Leaked Intel 10th generation chipset specification

intel 10th gen

Intel 10th-generation desktop chips can pack better multitasking. You may not need a high-end CPU to achieve hyperthreading

Leaked slides extending the upcoming Intel 10th generation Comet Lake-S SKU suggest it is a new change to Intel’s mainstream desktop lineup. These SKUs are led by the flagship Core i9-10900K, a 10C / 20T chunk with 20 MB cache and can extend up to 5.3 GHz for thermal velocity boost technology and 125 W TDP. All SKUs provide support for hyperthreading, new platform features of UHD 730 graphics and Intel 400-series chipsets.


Intel nearly ran from mainstream desktop and AMD’s response to AMD’s Ryzen 3rd gen lineup in HEDT in 2019, but Team Blue may have a chance to recover some lost ground in 2020. We’ve already known for some time that Intel is working on the 10th gen mainstream processor for the 2020 launch. Now, Informatica Cero has accessed slides that present even more detail throughout the Comet Lake-S lineup.

The 10th gen Intel Comet Lake-S lineup starts with the Core i3-10100 and tops with the Core i9-10900K. While all Core i3 and lower-end Core i5 SKUs are all non-K variants, the Core i5-10600, Core i7-10700, and Core i9-10900 all come in both K and Non-K variants. The Core i9s now have 10 cores and 20 threads while the Core i7-10700 is an 8-core part and essentially a Core i9-9900K. Unlike the previous gen’s Core i7-9700K, the Core i7 series now supports hyperthreading.

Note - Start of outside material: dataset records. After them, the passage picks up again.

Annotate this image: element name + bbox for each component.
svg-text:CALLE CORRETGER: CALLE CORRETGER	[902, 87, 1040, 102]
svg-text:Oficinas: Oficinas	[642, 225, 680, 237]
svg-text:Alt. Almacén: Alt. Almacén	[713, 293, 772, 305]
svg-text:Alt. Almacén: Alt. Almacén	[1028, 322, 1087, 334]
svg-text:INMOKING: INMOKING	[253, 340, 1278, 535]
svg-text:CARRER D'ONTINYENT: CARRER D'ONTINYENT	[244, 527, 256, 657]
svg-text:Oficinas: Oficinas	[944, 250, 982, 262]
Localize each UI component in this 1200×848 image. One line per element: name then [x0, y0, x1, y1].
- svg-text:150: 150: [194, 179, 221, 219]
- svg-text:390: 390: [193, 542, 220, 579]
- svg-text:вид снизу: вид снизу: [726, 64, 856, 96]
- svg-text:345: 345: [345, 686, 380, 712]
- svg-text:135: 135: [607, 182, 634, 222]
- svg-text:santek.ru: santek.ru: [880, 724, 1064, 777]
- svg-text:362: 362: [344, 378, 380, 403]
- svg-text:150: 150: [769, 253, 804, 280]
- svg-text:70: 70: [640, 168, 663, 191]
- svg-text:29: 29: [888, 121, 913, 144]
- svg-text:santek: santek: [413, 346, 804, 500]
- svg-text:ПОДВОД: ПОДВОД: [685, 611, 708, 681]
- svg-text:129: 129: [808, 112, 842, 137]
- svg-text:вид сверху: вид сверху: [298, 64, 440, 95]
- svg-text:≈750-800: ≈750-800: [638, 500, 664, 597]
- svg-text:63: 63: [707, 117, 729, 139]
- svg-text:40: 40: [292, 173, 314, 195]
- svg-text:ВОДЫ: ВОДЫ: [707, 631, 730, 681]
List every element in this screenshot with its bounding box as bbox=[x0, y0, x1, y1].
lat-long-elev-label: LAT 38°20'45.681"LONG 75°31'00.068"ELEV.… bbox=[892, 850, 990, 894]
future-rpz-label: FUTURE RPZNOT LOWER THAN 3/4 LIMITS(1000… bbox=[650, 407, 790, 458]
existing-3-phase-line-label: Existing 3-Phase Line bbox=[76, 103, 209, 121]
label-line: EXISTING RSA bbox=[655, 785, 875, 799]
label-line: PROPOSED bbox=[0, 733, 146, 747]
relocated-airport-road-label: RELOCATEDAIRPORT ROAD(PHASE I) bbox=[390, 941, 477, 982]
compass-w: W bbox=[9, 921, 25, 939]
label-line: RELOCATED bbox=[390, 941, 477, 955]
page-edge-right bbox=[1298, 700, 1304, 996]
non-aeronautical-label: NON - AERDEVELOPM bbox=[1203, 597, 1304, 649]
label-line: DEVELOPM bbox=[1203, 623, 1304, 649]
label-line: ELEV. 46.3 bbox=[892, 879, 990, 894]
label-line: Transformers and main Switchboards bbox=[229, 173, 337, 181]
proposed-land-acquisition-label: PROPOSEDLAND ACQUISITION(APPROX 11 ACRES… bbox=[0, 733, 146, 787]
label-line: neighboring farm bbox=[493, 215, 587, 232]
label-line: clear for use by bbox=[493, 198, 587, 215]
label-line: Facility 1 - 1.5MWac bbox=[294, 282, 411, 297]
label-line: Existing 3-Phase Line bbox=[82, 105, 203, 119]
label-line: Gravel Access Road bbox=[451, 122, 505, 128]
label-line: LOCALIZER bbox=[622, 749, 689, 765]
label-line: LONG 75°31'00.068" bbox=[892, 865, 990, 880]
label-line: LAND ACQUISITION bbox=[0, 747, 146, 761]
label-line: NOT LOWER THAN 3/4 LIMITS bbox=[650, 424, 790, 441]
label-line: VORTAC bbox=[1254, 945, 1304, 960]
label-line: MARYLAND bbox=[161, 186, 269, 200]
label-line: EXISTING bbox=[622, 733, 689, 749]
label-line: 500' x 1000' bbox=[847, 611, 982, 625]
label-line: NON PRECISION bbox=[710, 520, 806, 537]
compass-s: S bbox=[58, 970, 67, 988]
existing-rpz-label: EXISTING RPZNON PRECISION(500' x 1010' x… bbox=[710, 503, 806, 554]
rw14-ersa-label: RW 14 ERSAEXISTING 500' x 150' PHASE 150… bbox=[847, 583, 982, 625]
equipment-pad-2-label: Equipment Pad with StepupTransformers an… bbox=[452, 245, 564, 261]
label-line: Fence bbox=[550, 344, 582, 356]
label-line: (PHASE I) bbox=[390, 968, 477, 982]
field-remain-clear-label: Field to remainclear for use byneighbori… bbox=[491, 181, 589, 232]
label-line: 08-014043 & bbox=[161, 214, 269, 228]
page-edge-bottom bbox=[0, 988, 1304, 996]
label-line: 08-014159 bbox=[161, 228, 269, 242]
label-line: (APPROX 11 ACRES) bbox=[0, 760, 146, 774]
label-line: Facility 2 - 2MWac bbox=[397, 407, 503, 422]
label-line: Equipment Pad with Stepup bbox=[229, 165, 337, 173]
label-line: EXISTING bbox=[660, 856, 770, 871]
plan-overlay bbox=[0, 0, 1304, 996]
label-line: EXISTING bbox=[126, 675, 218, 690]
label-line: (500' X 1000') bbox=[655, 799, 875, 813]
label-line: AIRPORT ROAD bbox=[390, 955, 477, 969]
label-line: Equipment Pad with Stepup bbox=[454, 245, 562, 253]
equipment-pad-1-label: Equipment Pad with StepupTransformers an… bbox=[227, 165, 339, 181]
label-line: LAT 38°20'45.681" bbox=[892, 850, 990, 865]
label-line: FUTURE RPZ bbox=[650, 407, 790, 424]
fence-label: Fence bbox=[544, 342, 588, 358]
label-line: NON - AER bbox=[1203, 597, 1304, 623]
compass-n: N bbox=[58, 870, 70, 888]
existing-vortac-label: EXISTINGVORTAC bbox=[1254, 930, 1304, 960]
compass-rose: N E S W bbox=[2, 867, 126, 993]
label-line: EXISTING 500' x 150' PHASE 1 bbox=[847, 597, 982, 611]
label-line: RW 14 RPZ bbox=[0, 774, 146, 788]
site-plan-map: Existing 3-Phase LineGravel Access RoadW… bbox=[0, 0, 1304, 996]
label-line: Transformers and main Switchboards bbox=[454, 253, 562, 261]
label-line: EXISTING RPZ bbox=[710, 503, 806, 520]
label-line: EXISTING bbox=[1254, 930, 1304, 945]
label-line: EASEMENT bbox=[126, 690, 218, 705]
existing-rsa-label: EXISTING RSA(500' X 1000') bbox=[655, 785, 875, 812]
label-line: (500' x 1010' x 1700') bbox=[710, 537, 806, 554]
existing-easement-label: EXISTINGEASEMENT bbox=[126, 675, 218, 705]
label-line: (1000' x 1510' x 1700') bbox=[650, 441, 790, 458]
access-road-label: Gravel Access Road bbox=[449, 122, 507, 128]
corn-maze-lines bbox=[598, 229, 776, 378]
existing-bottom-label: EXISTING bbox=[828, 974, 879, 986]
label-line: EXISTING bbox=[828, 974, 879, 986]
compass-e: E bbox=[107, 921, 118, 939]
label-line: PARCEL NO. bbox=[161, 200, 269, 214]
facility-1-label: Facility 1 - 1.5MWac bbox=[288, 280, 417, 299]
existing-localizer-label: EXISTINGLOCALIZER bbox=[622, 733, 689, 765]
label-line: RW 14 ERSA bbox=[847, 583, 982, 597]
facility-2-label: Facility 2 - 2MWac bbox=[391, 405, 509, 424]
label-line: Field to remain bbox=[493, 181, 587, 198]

The Core i9-10900K is a 125 W TDP processor with 20 MB cache and offers a 3.7 GHz base, 5.2 GHz single-core boost and 4.8 GHz all-core boost. At core i9-10900 and 10900 K with a feature called Thermal Velocity Boost Intel indicates the boost speed. The thermal speed concept boosts first with the 2018 launch of Coffee Lake-H and reflects the opportunistic growth of clocks under appropriate conditions for both temperature and power budget. Thanks to a more generous 125 W TDP possible with thermal velocity boost, it is possible to squeeze an additional 100 MHz on both the single-core and all-core boosts on the Core i9-10900K.

There are two pure core i9 parts, both 10 cores and 20 threads as well as two core i7 models with 8 cores and 16 threads. Four Core i5 models follow, each with 6 cores and 12 threads, with three quad-core, 8-thread Core i3 models that are off the list.

The top end 125W 10 core Core i9-110900 K has an 3.7 GHz basic clock and 5.1GHz turbo boost, but it could be up to 5.3GHz for the new slides, supposedly by the Informática Cero and Videocardz.com. Thanks to the Thermal Velocity Boost feature. There is also a non-K Core i9-10900 SKU with the same features but a 65W TDP and 2.8GHz base clock. The Core i9 as well as the Core i7 models also support Intel’s Turbo Boost Max 3.0 feature, previously seen on high-end Core X-Series models.

40 PCIe Gen3 lanes – 16 from CPU and 24 from 400-series PCH (24 PCIe Gen4 support).Some other notable platform features include the following:

  • Increased core and memory overclocking.
  • Wi-Fi 6 gig + support.
  • Intel Rapid Storage Technology 17.x for the new Optane H10 drive.
  • Hyperthreading across all SKUs.
  • Turbo Boost Max Technology 3.0
  • DDR4-2933 Memory Support.
  • 2.5G Intel i225 LAN Support.
  • C10 and S01X support for modern standby.
  • Wccftech reports that the new Comet Lake-S lineup will feature the Intel UHD Graphics 730. We don’t know much about the new iGPU, but if we speculate, it is likely to offer a slight improvement over the UHD Graphics 630.

The availability of the Comet Lake-S SKU is not yet known, but if previous launches are any indication, expect to see these processors on the shelves around Q3 2020. Of course, all this is still leaked information, so it’s important to take them with a pinch of salt until the official unveiling. However, it appears as if the 10th gene cannot upgrade immediately if you are already shaking the part with the 9th gene.

It remains to be seen how Intel will resolve its 14nm supply issues, resulting in stock shortages, price increases and OEM product delays over the past year. Intel needs to compete with AMD’s Ryzen lineup which is also due to be refreshed in 2020 with the new base architecture.